Благополучно обойдя двух постовых задами, они углубились в поселок, но – только пересекли улочку, как из-за угла вышел японский патруль. Они хотели спрятаться во дворе, но на них с лаем набросился громадный волкодав.
Патрульные – то ли заметив их, то ли на лай волкодава – тоже кинулись во двор. Волкодав с визгом покатился, вспоротый штыком. Бутов и столяр, не выбирая направления, бежали какими-то огородами, перемахивая через заборы.
Немного опередив патрульных, они перескочили в махонький дворик и выглянули из калитки. Перед ними была широкая улица, параллельная железной дороге. Справа, обходя лужу, шла группа японских военных чинов с шашками.
Бутов и столяр попятились и взглянули друг другу в глаза, поняв, что пропали. Вдруг столяр схватил Бутова за руку, втащил его на крылечко избы во дворе и, перегнувшись через перильца, постучал в окошко.
Босые ноги прошлепали к двери.
– Я… Пусти на минутку, – прошептал столяр, не дожидаясь вопроса. – Света не вздувай! – отчаянно прошипел он, когда они вместе с Бутовым вскочили в душную, пахнущую человеческими телами избу. – Спрячь вот человека! А?..
В это время патрульные, перебравшись через забор со стороны огорода, тяжело протопали мимо избы на улицу и оттуда послышались акающие звуки страстного разговора.
– Что там, Вась? – спросил с койки сонный женский голос.
– Тихо! – грозно прошипел хозяин, каким-то тяжелым предметом делая что-то на полу. – Полезай! – сказал он Бутову.
– Куда?
Шаги многих людей затопотали по крыльцу, и дверь затряслась от ударов.
Бутов, лежа под половицей, слышал все, что происходило над ним. Столяр, человек бывалый и упорный, все врал, что он шел домой, а на него набросилась собака, а когда он увидел, что гонятся патрульные, он испугался и побежал. Но какой-то мастеровой выдавал столяра, что он-де и есть главный большевик в поселке и что он-то и сказал ему, что сей ночью будут рвать подъемники. Столяр отрицал такую глупость и утверждал, что он не только не мог иметь таких планов, но, ежели бы даже имел, не мог бы делиться с этим подлецом, которого он еще год назад поймал у себя в амбаре за воровским делом и отхлестал вожжами, за что тот и злобится на него.

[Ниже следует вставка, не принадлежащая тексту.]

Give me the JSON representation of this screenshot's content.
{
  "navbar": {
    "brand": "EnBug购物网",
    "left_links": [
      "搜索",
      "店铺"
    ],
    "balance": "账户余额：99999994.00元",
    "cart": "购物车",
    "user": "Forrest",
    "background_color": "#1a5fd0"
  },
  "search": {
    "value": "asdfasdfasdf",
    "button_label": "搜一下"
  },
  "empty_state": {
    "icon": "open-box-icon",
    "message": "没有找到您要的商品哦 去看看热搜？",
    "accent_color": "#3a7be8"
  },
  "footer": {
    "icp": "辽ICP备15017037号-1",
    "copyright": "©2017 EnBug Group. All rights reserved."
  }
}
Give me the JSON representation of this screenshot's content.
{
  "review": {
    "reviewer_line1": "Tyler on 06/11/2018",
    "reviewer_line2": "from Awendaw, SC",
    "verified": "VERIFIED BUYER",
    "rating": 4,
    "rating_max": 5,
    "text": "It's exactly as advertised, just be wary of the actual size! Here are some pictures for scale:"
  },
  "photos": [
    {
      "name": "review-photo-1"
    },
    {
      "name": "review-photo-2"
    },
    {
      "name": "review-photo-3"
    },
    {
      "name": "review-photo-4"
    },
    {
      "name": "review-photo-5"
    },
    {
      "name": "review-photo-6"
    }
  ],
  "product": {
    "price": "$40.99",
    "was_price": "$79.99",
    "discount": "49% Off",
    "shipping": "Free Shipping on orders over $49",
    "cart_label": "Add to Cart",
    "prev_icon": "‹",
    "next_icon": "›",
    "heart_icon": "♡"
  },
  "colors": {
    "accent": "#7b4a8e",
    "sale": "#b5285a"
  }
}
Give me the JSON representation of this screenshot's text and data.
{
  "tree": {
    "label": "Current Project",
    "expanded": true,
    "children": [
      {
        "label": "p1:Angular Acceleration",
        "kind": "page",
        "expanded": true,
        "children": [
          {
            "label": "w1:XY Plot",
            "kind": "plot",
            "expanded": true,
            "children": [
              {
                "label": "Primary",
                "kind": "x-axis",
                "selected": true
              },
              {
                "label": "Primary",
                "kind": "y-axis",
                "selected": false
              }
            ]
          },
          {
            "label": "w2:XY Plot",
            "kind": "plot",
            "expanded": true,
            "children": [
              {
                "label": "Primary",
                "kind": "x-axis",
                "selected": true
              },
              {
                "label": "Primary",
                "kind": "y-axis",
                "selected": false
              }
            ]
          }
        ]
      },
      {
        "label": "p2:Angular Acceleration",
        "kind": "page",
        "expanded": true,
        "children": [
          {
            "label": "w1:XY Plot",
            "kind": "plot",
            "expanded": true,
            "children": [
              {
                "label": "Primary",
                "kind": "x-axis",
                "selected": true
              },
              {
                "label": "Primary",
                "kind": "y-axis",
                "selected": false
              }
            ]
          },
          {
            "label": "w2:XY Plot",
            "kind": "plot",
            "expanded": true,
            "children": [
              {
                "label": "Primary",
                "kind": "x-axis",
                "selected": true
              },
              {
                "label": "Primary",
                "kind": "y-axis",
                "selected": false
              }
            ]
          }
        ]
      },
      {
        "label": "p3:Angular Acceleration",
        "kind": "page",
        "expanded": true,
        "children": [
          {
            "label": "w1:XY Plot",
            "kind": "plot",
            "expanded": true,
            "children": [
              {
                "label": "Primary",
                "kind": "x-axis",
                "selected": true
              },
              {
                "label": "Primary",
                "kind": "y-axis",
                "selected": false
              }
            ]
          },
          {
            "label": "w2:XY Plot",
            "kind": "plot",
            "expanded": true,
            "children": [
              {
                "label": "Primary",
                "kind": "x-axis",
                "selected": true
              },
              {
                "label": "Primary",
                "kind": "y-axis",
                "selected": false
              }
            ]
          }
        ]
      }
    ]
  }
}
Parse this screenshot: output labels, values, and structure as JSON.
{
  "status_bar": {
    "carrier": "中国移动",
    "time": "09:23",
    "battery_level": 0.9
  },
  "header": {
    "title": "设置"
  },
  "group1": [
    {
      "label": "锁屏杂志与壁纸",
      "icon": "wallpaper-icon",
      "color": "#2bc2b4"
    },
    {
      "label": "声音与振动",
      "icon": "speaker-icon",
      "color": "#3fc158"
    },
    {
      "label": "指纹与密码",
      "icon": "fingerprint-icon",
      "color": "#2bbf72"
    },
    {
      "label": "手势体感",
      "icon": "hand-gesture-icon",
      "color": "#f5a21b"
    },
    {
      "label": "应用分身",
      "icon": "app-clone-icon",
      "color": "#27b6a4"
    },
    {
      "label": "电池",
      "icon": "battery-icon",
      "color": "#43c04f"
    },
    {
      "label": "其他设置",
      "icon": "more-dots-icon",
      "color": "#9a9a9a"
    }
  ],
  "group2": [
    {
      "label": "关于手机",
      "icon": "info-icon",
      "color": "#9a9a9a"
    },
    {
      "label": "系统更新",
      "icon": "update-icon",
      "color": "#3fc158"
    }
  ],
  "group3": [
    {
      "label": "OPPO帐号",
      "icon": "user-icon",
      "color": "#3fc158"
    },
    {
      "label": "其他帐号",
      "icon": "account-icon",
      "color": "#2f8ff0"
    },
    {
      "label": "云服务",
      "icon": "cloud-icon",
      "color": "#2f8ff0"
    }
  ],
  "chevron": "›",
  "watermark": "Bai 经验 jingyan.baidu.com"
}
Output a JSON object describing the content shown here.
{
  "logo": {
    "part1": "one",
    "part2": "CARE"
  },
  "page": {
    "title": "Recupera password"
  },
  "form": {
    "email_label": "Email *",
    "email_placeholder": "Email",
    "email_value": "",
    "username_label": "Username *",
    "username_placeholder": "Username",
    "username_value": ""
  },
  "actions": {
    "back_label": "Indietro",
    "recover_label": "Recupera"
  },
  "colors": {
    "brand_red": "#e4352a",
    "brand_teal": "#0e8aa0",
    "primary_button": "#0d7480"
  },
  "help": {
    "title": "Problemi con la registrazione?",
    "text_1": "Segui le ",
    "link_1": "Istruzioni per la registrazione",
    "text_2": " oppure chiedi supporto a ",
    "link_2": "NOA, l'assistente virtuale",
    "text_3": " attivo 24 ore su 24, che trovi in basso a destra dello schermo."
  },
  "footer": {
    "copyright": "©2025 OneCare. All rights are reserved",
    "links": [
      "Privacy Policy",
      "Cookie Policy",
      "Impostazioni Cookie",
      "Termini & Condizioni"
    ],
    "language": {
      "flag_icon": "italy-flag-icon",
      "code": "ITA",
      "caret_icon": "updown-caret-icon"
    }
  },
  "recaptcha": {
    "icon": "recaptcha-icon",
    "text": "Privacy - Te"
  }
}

По ходу допроса было ясно, что патрульные не знали, что они гнались за двумя и что тому, кто выдал все, неизвестно было, что взрыв предполагается с участием партизан.
Пока допрашивали столяра, хозяина, хозяйку, в избу стали приводить других арестованных. У всех спрашивали, где динамит, потом стали бить столяра и других.
Как ни висела над Бутовым угроза вот-вот быть обнаруженным, больше всего он страдал от мысли, что и Сеня там, на сопке, и Сурков, в Скобеевке, могут думать, что все дело провалил он, Бутов. Если бы гибель его могла снять с него это черное пятно, он, не колеблясь, вылез бы из-под пола, но он знал, что этим еще больше провалит дело и погубит других людей, а черное пятно все-таки может остаться на нем.
Страдания его были тем более мучительны, что, лежа здесь под полом, он считал, что уже давным-давно наступил день. И вдруг допрос оборвался на полуслове, постояла тишина, потом раздались револьверные выстрелы, звон стекла, крик японского офицера, топот ног, и Бутов услышал отдаленную стрельбу в поселке и крики "ура".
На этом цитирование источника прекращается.